Will the insurance exchanges obviate the need for HDHPs? When they crafted the PPACA model, it was clear that premiums for comprehensive plans were already too high. That is why they decided on reducing the actuarial values of the plans - 60 percent for the least coverage, though premium subsidies will apply to silver plans with a 70 percent actuarial value. Silver plans will still require high deductibles since they fall short of the typical employer-sponsored plan with an actuarial value of 80 percent or more. 

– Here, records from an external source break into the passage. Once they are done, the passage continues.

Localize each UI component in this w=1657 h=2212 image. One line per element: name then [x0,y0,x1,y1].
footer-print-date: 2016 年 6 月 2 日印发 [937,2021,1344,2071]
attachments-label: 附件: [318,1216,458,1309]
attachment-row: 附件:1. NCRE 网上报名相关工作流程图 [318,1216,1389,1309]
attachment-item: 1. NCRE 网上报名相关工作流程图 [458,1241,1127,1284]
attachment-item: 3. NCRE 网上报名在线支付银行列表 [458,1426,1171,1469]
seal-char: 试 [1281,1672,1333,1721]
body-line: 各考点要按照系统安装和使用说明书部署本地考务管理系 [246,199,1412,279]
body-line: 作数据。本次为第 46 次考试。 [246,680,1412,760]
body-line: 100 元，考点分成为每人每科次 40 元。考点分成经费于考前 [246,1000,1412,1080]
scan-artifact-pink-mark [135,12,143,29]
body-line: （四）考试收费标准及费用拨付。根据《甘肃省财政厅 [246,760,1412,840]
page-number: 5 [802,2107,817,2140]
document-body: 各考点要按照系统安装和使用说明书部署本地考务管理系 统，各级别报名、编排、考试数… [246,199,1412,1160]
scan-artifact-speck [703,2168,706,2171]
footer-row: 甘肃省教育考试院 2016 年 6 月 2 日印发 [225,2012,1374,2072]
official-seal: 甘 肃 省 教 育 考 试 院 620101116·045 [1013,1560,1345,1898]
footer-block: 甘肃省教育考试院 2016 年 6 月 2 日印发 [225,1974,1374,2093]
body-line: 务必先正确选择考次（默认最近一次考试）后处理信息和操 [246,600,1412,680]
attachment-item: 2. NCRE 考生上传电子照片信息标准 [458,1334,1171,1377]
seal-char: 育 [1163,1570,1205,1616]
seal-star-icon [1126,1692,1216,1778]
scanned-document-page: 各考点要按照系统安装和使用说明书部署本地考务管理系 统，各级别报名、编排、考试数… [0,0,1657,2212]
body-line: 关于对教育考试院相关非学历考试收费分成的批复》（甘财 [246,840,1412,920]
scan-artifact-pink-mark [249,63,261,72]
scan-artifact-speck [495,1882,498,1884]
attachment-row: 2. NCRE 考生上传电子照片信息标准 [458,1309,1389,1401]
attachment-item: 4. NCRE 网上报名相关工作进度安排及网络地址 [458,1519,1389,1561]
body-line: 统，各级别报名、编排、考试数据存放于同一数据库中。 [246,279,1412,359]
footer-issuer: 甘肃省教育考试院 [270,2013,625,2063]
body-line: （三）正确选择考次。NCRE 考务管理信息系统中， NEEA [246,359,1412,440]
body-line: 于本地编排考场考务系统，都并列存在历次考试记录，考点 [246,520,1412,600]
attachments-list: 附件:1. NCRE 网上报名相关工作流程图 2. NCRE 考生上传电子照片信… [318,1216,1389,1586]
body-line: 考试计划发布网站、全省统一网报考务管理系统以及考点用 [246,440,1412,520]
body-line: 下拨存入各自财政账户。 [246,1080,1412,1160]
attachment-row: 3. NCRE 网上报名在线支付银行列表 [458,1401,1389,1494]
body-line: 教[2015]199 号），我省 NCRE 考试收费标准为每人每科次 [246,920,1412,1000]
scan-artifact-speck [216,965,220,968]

Since the cost sharing would still be excessive for most individuals and families, PPACA provides for cost sharing credits that would have the effect of increasing the actuarial value on a sliding scale based on income - 70 percent for those at 250-400% of the federal poverty level (FPL) and up to 94 percent for those with incomes at 100-150% FPL. 

There is concern that the combined premium plus the cost sharing for the exchange plans is still too high for most families, but these are the levels that Congress decided would be necessary because of their arbitrary decision to limit how much of the costs would pass through the federal budget.

But what is really ridiculous is that merely to avoid an efficient system with a single, publicly financed universal risk pool, they designed an administratively complex system of variable actuarial values, with variable premium subsidies, with variable cost sharing credits, which will drive the plans to introduce high deductibles as the national standard, when high deductibles have already been demonstrated to be a perverse policy for controlling costs.

Remember, by continuing on our current PPACA course, we are going to see an explosion in high deductible health plans, to the detriment of people who need health care. Of course, we could change course and enact an improved Medicare for all without any deductibles. We wouldn't need price sensitivity if we had our own public health care monopsony.